For our data, we can plot the prediction values versus residual error to investigate for possible heteroskedasticity. The following code will plot of the absolute value of the residuals versus the predicted values.

fig, ax = plt.subplots(figsize=(8, 5)) 
sns.regplot(x=result.fittedvalues, y=np.abs(result.resid),
scatter_kws={'alpha': 0.25}, line_kws={'color': 'C1'}, lowess=True, ax=ax, ci=95)

absolute residual versus prediction

As can be seen, the variation of residual error around the regression line is almost constant for wide range of prediction values. This demonstrates that the model we have developed does not suffer from heteroskedasticity. The normality of the residual error can be verified by looking directly at the distribution of the residual error. The code below is used to derive the normal distribution of the studentised error.

fig, ax = plt.subplots(figsize=(4, 4))
pd.Series(influence.resid_studentized_internal).hist(ax=ax)
ax.set_xlabel('std. residual')
ax.set_ylabel('Frequency')
plt.tight_layout()
plt.show()

Hist of studentised residual

As can be seen from figure above the histogram of the studentised error is positive skewed as the residual stretched to positive values. This should be taken into account when determining the prediction interval.

Partial Residual Plots

How can we check for non-linearity in relation between outcome and the predictors? The partial residual plots provide a good insight for this enquiry. Partial residual plots are a way to visualize how well the estimated fit explains the relationship between a predictor and the outcome.

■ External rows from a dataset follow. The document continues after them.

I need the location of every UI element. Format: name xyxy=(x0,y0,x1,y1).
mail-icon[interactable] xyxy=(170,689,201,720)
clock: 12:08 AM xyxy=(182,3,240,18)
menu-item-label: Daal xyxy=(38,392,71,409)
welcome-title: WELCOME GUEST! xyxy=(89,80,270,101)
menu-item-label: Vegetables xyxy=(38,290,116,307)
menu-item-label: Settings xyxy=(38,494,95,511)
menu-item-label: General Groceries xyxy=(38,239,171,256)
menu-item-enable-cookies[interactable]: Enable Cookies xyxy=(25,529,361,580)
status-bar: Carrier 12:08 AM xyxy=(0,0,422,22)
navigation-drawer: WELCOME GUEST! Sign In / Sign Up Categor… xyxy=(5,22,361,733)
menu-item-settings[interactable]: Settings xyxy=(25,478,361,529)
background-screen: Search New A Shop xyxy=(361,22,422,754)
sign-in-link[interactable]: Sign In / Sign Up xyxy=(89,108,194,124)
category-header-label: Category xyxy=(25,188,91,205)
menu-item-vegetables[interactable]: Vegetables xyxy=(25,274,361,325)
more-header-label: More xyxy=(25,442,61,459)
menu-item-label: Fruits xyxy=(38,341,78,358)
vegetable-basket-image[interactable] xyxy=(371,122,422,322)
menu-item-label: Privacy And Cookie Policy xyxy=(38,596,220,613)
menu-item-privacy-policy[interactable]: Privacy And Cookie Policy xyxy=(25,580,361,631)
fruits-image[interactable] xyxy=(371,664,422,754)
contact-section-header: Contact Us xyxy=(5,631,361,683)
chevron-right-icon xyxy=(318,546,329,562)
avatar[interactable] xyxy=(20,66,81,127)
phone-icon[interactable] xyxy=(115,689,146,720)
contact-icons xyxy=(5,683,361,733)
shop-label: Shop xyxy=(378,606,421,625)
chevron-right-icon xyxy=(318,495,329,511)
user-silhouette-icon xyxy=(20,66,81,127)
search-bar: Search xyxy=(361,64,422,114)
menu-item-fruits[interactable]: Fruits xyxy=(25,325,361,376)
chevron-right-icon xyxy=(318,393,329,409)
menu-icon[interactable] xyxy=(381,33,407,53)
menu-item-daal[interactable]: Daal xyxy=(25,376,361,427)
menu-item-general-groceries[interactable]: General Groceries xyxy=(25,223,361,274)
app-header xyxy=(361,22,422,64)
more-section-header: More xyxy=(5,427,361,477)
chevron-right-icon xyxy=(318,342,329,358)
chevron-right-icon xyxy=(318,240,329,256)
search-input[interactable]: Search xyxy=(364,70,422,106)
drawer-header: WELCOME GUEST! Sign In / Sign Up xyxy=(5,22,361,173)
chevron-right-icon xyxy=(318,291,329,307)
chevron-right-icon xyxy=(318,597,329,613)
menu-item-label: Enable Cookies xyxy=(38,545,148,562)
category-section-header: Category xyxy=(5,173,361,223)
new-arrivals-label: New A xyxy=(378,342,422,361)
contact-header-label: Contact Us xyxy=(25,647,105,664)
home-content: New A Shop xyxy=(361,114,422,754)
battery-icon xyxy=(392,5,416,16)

The basic idea of a partial residual plot is to isolate the relationship between a predictor variable and the response, taking into account all of the other predictor variables [1]. In other words, the partial residuals plot can be used to qualitatively assess the fit for each regression term, possibly leading to alternative model specification.

Care should be taken if the predictor is highly correlated with any of the other independent variables. If this is the case, the variance evident in the plot will be an underestimate of the true variance.

Using the statsmodel package, the partial residual plot for bmi and age can be obtained as below:

partial plot for `age` and `bmi`

The plots above shows that the age has higher correlation than bmiwith outcome.

Wrap-up

In this article, we’ve briefly presented the diagnostic approach in linear regression to analyse and evaluate the resultant model.

Reference

[1] Bruce, Peter, Andrew Bruce, and Peter Gedeck. Practical Statistics for Data Scientists: 50+ Essential Concepts Using R and Python. O’Reilly Media, 2020.